Hello Arduino-friends,
I have a question to my RFID starter code.
On my RFID TAG is the number “0007912551”
The serial monitor says “9 9 8 8 5 6 6 7 4 5 6 0”
#include <SoftwareSerial.h>
SoftwareSerial RFID(2, 3); // Pin 2 & 3
String ID;
void setup()
{
RFID.begin(9600); // Verbindung zum RFID Modul
Serial.begin(9600); // Verbindung zum PC
}
void loop()
{
if (RFID.available() > 0)
{
ID = RFID.read();
ID = ID.substring(1,13);
Serial.print(ID);
Serial.print(" ");
}
}
I used to work designing RFID readers and access control systems.
Often the number printed on the tag has no relationship with the number stored in the tag. This is for security reasons, and prevents easy duplicating of tags. Often the number on the tag is scrambled by the reader before passing it on to the rest of the access control features as well.
An EM4100 tag has no digits manufacturer code, or any other “special” bits unless the vendor requests them. It will simply send all of the 64 bits programmed into the tag at manufacture.
In this link em4001 protocol they have chosen to put parity bits into them reducing the useful code to just 40 bits. It is important to note that this is not compulsory and many “custom” tags can be made by not having these parity bits.

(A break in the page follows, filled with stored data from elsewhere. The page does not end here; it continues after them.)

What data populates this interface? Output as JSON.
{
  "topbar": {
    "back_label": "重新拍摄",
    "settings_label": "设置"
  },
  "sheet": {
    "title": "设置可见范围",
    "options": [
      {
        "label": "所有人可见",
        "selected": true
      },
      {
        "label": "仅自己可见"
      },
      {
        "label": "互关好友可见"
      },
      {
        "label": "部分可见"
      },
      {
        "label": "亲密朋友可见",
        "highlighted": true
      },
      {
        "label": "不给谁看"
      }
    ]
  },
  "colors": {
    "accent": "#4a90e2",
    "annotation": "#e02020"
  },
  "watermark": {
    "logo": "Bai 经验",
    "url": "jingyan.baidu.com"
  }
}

That number is 12 digits long. Just don't read anything from the serial port until you have at least 12 digits in the serial buffer. Then read 12 bytes and print them out and then print a new line character or a Serial.println then each read will come out on a new line.
That doesn’t look at all right. Isn’t it supposed to return 0x02 (SOH: Start of Header), 10 ASCII digits, a 1 byte checksum and 0x03 (ETX: End of Text)? Maybe the baud rate is wrong? You should try other rates to see if any return the expected pattern of bytes:
02 30 30 30 37 39 31 32 35 35 31 E2 03
I wonder how your program translated that mess into “998856674560”.